After the woman left, Detson ate some cabbage soup, and again began waiting. Presently he saw an old woman, who vended apples, just in the front of his window. She had a large basket, but there did not seem to be many apples in it; she had evidently sold most of the stock. She placed the basket on the ground in order to rest and while she was looking further towards the street, a boy in a tattered cap ran up, snatched an apple out of the basket and tried to slip away. But the old woman noticed it and caught the boy by the sleeve. The boy screamed and the old woman began scolding and beating him. Detson rushed out and heard the boy saying, ‘I did not take it. What are you beating me for? Let me go.’
Detson separated them. He took the boy by the hand and said, ‘Let him go, mother. Forgive him. He is just a child.’
‘I’ll teach him a lesson so that he won’t forget far a year! He is a rascal!’
‘Let him go, mother. He won’t do it again. Please let him go.’
The old Woman let him go but Detson stopped him before he could go much farther.
‘Ask for the lady’s forgiveness,’ he said. ‘And don’t do it another time. I saw you stealing the apple.’
The Boy began to cry and to beg pardon.
‘That’s right. And now here’s an apple for you,’ and Detson took an apple from the basket and gave it to the boy, saying, ‘I will pay you, mother.’
‘You will spoil them that way, the young rascal,’ said the old woman. ‘He ought to be beaten so that he would remember it for a week.’
‘Oh, mother,’ said Detson, ‘that’s the simple way-but it’s not the correct way. If he should be beaten for stealing an apple, what should be done to us for our sins?’
The old woman was silent.
‘We should forgive,” dear mother,” said Detson, “or else we shall not be forgiven. And we should forgiven a thoughtless youngster most of all.’
‘It’s true enough.’ she said. ‘But they are getting terribly spoilt.’
‘Then we must show them better ways,’ Detson replied.
Soon enough the old woman was about to move and as she picked her basket, the boy sprang forward to her, saying. ‘Let me carry it for you, mother. I’m going that way.’
The old woman nodded her head, and as they moved away, she blessed Detson but quite forgot to ask him to pay for the apple.
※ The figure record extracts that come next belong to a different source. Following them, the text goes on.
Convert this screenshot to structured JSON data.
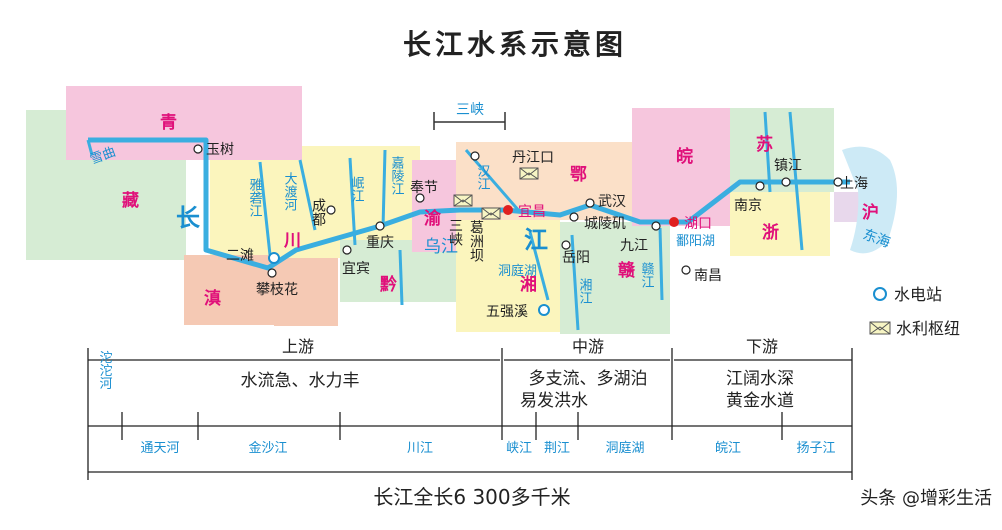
{
  "title": "长江水系示意图",
  "gorge_label": "三峡",
  "provinces": {
    "qing": "青",
    "zang": "藏",
    "chuan": "川",
    "dian": "滇",
    "yu": "渝",
    "qian": "黔",
    "e": "鄂",
    "xiang": "湘",
    "gan": "赣",
    "wan": "皖",
    "su": "苏",
    "zhe": "浙",
    "hu": "沪"
  },
  "cities": {
    "yushu": "玉树",
    "chengdu": "成都",
    "fengjie": "奉节",
    "danjiangkou": "丹江口",
    "wuhan": "武汉",
    "erlan": "二滩",
    "panzhihua": "攀枝花",
    "yibin": "宜宾",
    "chongqing": "重庆",
    "yichang": "宜昌",
    "chenglingji": "城陵矶",
    "yueyang": "岳阳",
    "jiujiang": "九江",
    "hukou": "湖口",
    "nanchang": "南昌",
    "nanjing": "南京",
    "zhenjiang": "镇江",
    "shanghai": "上海",
    "wuqiangxi": "五强溪"
  },
  "rivers": {
    "tongtian": "雪曲",
    "chang": "长",
    "jiang": "江",
    "yalong": "雅砻江",
    "dadu": "大渡河",
    "min": "岷江",
    "jialing": "嘉陵江",
    "wu": "乌江",
    "han": "汉江",
    "xiang": "湘江",
    "gan": "赣江",
    "dongting": "洞庭湖",
    "poyang": "鄱阳湖",
    "donghai": "东海"
  },
  "dams": {
    "sanxia": "三峡",
    "gezhouba": "葛洲坝"
  },
  "legend": {
    "hydro_station": "水电站",
    "water_hub": "水利枢纽"
  },
  "reaches": {
    "upper": {
      "label": "上游",
      "desc": "水流急、水力丰"
    },
    "middle": {
      "label": "中游",
      "desc_line1": "多支流、多湖泊",
      "desc_line2": "易发洪水"
    },
    "lower": {
      "label": "下游",
      "desc_line1": "江阔水深",
      "desc_line2": "黄金水道"
    }
  },
  "segments": {
    "tuotuo": "沱沱河",
    "tongtian": "通天河",
    "jinsha": "金沙江",
    "chuan": "川江",
    "xia": "峡江",
    "jing": "荆江",
    "dongtinghu": "洞庭湖",
    "wan": "皖江",
    "yangzi": "扬子江"
  },
  "total_length": "长江全长6 300多千米",
  "watermark": "头条 @增彩生活",
  "colors": {
    "river": "#3aaee0",
    "label_blue": "#1a8fd0",
    "province_label": "#e0107a",
    "green": "#d6ecd4",
    "pink": "#f6c6dd",
    "yellow": "#fbf5bd",
    "salmon": "#f5c9b4",
    "peach": "#fbe0c8",
    "lilac": "#e8d8ec"
  }
}
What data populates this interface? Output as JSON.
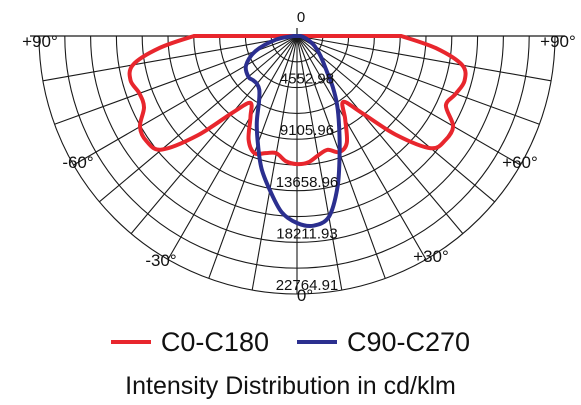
{
  "chart_data": {
    "type": "polar",
    "title": "Intensity Distribution in cd/klm",
    "angle_labels": {
      "top": "0",
      "bottom": "0°",
      "left_top": "+90°",
      "right_top": "+90°",
      "left_mid": "-60°",
      "right_mid": "+60°",
      "left_low": "-30°",
      "right_low": "+30°"
    },
    "ring_labels": [
      "4552.98",
      "9105.96",
      "13658.96",
      "18211.93",
      "22764.91"
    ],
    "rmax": 22764.91,
    "series": [
      {
        "name": "C0-C180",
        "color": "#e8262d",
        "points": [
          [
            -90,
            9100
          ],
          [
            -85,
            12200
          ],
          [
            -80,
            14700
          ],
          [
            -75,
            15200
          ],
          [
            -70,
            14800
          ],
          [
            -65,
            14900
          ],
          [
            -60,
            16000
          ],
          [
            -55,
            16200
          ],
          [
            -50,
            15600
          ],
          [
            -45,
            12400
          ],
          [
            -40,
            8800
          ],
          [
            -35,
            7200
          ],
          [
            -30,
            8200
          ],
          [
            -25,
            10100
          ],
          [
            -20,
            11000
          ],
          [
            -15,
            10700
          ],
          [
            -10,
            10500
          ],
          [
            -5,
            11100
          ],
          [
            0,
            11300
          ],
          [
            5,
            11200
          ],
          [
            10,
            10700
          ],
          [
            15,
            10400
          ],
          [
            20,
            10900
          ],
          [
            25,
            10400
          ],
          [
            30,
            8500
          ],
          [
            35,
            7100
          ],
          [
            40,
            8800
          ],
          [
            45,
            12300
          ],
          [
            50,
            15400
          ],
          [
            55,
            16000
          ],
          [
            60,
            15900
          ],
          [
            65,
            14500
          ],
          [
            70,
            14900
          ],
          [
            75,
            15300
          ],
          [
            80,
            14800
          ],
          [
            85,
            12300
          ],
          [
            90,
            9200
          ]
        ]
      },
      {
        "name": "C90-C270",
        "color": "#2b2f8f",
        "points": [
          [
            -90,
            300
          ],
          [
            -80,
            1900
          ],
          [
            -70,
            3900
          ],
          [
            -60,
            5200
          ],
          [
            -50,
            5600
          ],
          [
            -45,
            5500
          ],
          [
            -40,
            5500
          ],
          [
            -35,
            5800
          ],
          [
            -30,
            6700
          ],
          [
            -25,
            8400
          ],
          [
            -20,
            10100
          ],
          [
            -15,
            12100
          ],
          [
            -10,
            13800
          ],
          [
            -5,
            15600
          ],
          [
            0,
            16500
          ],
          [
            5,
            16800
          ],
          [
            10,
            16200
          ],
          [
            15,
            13800
          ],
          [
            20,
            11000
          ],
          [
            25,
            8800
          ],
          [
            30,
            7100
          ],
          [
            35,
            5500
          ],
          [
            40,
            4100
          ],
          [
            50,
            2700
          ],
          [
            60,
            1800
          ],
          [
            70,
            1100
          ],
          [
            80,
            600
          ],
          [
            90,
            300
          ]
        ]
      }
    ],
    "legend_position": "bottom",
    "grid": true
  }
}
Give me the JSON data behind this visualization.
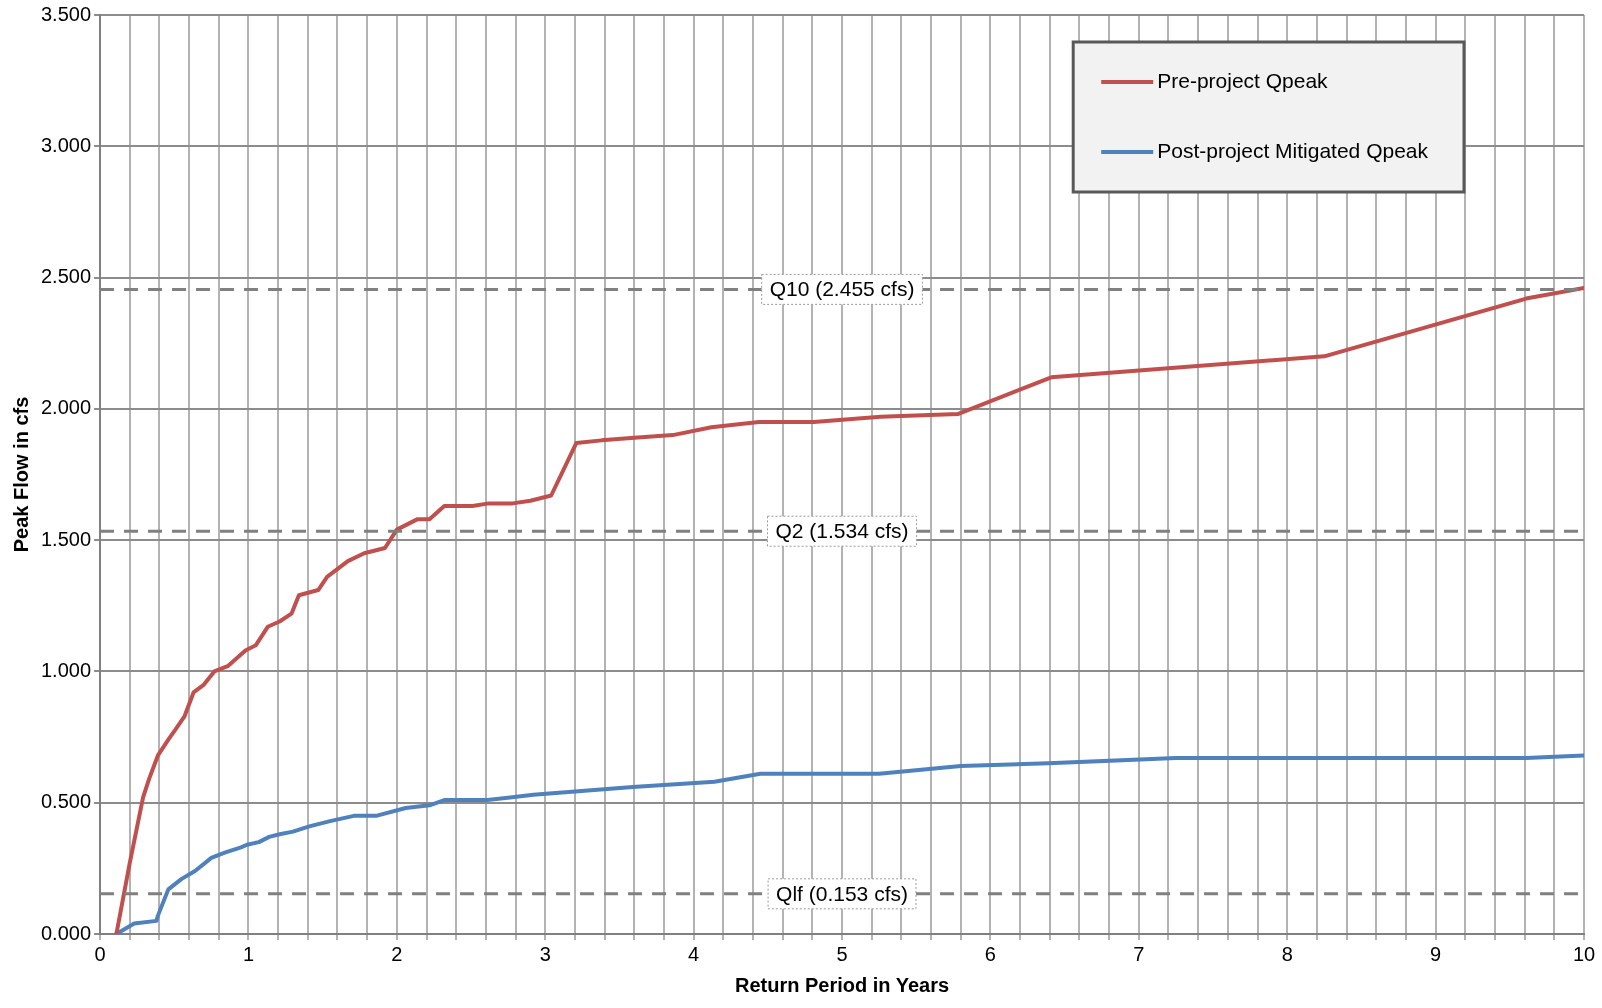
{
  "chart_data": {
    "type": "line",
    "xlabel": "Return Period in Years",
    "ylabel": "Peak Flow in cfs",
    "xlim": [
      0,
      10
    ],
    "ylim": [
      0,
      3.5
    ],
    "xticks": [
      0,
      {
        "value": 0.2,
        "label": null
      },
      {
        "value": 0.4,
        "label": null
      },
      {
        "value": 0.6,
        "label": null
      },
      {
        "value": 0.8,
        "label": null
      },
      1,
      {
        "value": 1.2,
        "label": null
      },
      {
        "value": 1.4,
        "label": null
      },
      {
        "value": 1.6,
        "label": null
      },
      {
        "value": 1.8,
        "label": null
      },
      2,
      {
        "value": 2.2,
        "label": null
      },
      {
        "value": 2.4,
        "label": null
      },
      {
        "value": 2.6,
        "label": null
      },
      {
        "value": 2.8,
        "label": null
      },
      3,
      {
        "value": 3.2,
        "label": null
      },
      {
        "value": 3.4,
        "label": null
      },
      {
        "value": 3.6,
        "label": null
      },
      {
        "value": 3.8,
        "label": null
      },
      4,
      {
        "value": 4.2,
        "label": null
      },
      {
        "value": 4.4,
        "label": null
      },
      {
        "value": 4.6,
        "label": null
      },
      {
        "value": 4.8,
        "label": null
      },
      5,
      {
        "value": 5.2,
        "label": null
      },
      {
        "value": 5.4,
        "label": null
      },
      {
        "value": 5.6,
        "label": null
      },
      {
        "value": 5.8,
        "label": null
      },
      6,
      {
        "value": 6.2,
        "label": null
      },
      {
        "value": 6.4,
        "label": null
      },
      {
        "value": 6.6,
        "label": null
      },
      {
        "value": 6.8,
        "label": null
      },
      7,
      {
        "value": 7.2,
        "label": null
      },
      {
        "value": 7.4,
        "label": null
      },
      {
        "value": 7.6,
        "label": null
      },
      {
        "value": 7.8,
        "label": null
      },
      8,
      {
        "value": 8.2,
        "label": null
      },
      {
        "value": 8.4,
        "label": null
      },
      {
        "value": 8.6,
        "label": null
      },
      {
        "value": 8.8,
        "label": null
      },
      9,
      {
        "value": 9.2,
        "label": null
      },
      {
        "value": 9.4,
        "label": null
      },
      {
        "value": 9.6,
        "label": null
      },
      {
        "value": 9.8,
        "label": null
      },
      10
    ],
    "yticks": [
      {
        "value": 0,
        "label": "0.000"
      },
      {
        "value": 0.5,
        "label": "0.500"
      },
      {
        "value": 1,
        "label": "1.000"
      },
      {
        "value": 1.5,
        "label": "1.500"
      },
      {
        "value": 2,
        "label": "2.000"
      },
      {
        "value": 2.5,
        "label": "2.500"
      },
      {
        "value": 3,
        "label": "3.000"
      },
      {
        "value": 3.5,
        "label": "3.500"
      }
    ],
    "grid": true,
    "legend": "top right",
    "marker": "none",
    "line_style": "solid",
    "series": [
      {
        "name": "Pre-project Qpeak",
        "color": "#c0504d",
        "x": [
          0.11,
          0.2,
          0.29,
          0.33,
          0.39,
          0.46,
          0.51,
          0.57,
          0.63,
          0.7,
          0.77,
          0.86,
          0.98,
          1.05,
          1.13,
          1.21,
          1.29,
          1.34,
          1.47,
          1.53,
          1.67,
          1.78,
          1.92,
          2.0,
          2.14,
          2.22,
          2.32,
          2.51,
          2.62,
          2.78,
          2.9,
          3.04,
          3.21,
          3.38,
          3.6,
          3.86,
          4.12,
          4.44,
          4.81,
          5.26,
          5.78,
          6.41,
          8.25,
          9.61,
          10
        ],
        "values": [
          0,
          0.27,
          0.52,
          0.59,
          0.68,
          0.74,
          0.78,
          0.83,
          0.92,
          0.95,
          1.0,
          1.02,
          1.08,
          1.1,
          1.17,
          1.19,
          1.22,
          1.29,
          1.31,
          1.36,
          1.42,
          1.45,
          1.47,
          1.54,
          1.58,
          1.58,
          1.63,
          1.63,
          1.64,
          1.64,
          1.65,
          1.67,
          1.87,
          1.88,
          1.89,
          1.9,
          1.93,
          1.95,
          1.95,
          1.97,
          1.98,
          2.12,
          2.2,
          2.42,
          2.46
        ]
      },
      {
        "name": "Post-project Mitigated Qpeak",
        "color": "#4f81bd",
        "x": [
          0.11,
          0.23,
          0.38,
          0.39,
          0.46,
          0.55,
          0.64,
          0.75,
          0.84,
          0.95,
          0.99,
          1.07,
          1.14,
          1.21,
          1.3,
          1.41,
          1.55,
          1.71,
          1.86,
          2.06,
          2.22,
          2.32,
          2.61,
          2.92,
          3.59,
          4.14,
          4.45,
          5.25,
          5.8,
          6.39,
          7.25,
          9.61,
          10
        ],
        "values": [
          0,
          0.04,
          0.05,
          0.07,
          0.17,
          0.21,
          0.24,
          0.29,
          0.31,
          0.33,
          0.34,
          0.35,
          0.37,
          0.38,
          0.39,
          0.41,
          0.43,
          0.45,
          0.45,
          0.48,
          0.49,
          0.51,
          0.51,
          0.53,
          0.56,
          0.58,
          0.61,
          0.61,
          0.64,
          0.65,
          0.67,
          0.67,
          0.68
        ]
      }
    ],
    "ref_lines": [
      {
        "axis": "y",
        "value": 2.455,
        "label": "Q10 (2.455 cfs)",
        "color": "#808080",
        "line_style": "dashed"
      },
      {
        "axis": "y",
        "value": 1.534,
        "label": "Q2 (1.534 cfs)",
        "color": "#808080",
        "line_style": "dashed"
      },
      {
        "axis": "y",
        "value": 0.153,
        "label": "Qlf (0.153 cfs)",
        "color": "#808080",
        "line_style": "dashed"
      }
    ]
  }
}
When they were out of sight, Detson returned to his room to a gain await the arrival of Buddha. But no one came and presently it was evening. Feeling tired, he lay down to rest. As he was about to go to sleep he seemed to hear footsteps, as though someone was moving behind him. Detson turned around, and it seemed to him as if people were standing in the dark corner, but he could not make out. And a voice whispered in his ear: ‘King Detson, king Detson! Don’t you know me?’
‘Who is it?’ muttered Detson.
‘It is I,’ said the voice. And out of the dark stepped Tsering Wangyal, who smiled and vanishing like a cloud was seen no more.
‘It is I,’ said another voice after a few moments. And out of the darkness stepped the woman with the baby in her arms, and the woman smiled and the baby laughed, and they too vanished.
‘It is I,’ said a third voice and this time Detson saw the old apple woman and the boy stepping out of the darkness and smiling. They too vanished quickly like the others.
And Detson felt good. He understood that Buddha had visited him through these people and had shown him the right way to live. He understood that only by following his message can he and his people attain enlightenment. He understood that by the Buddha visiting him he was blessed and that it was now his duty to spread his message throughout his kingdom.
King Detson called Padma Sambhava the next morning and after narrating him his experiences of the previous day said: ‘My friend, you are truly a remarkable man. I waited for the Buddha and he came. He told me the meaning of life. I am blessed. From now onwards I will call you Guru Padma Sambhava. As for me, I will devote the remainder of my life in spreading the message of Buddha.’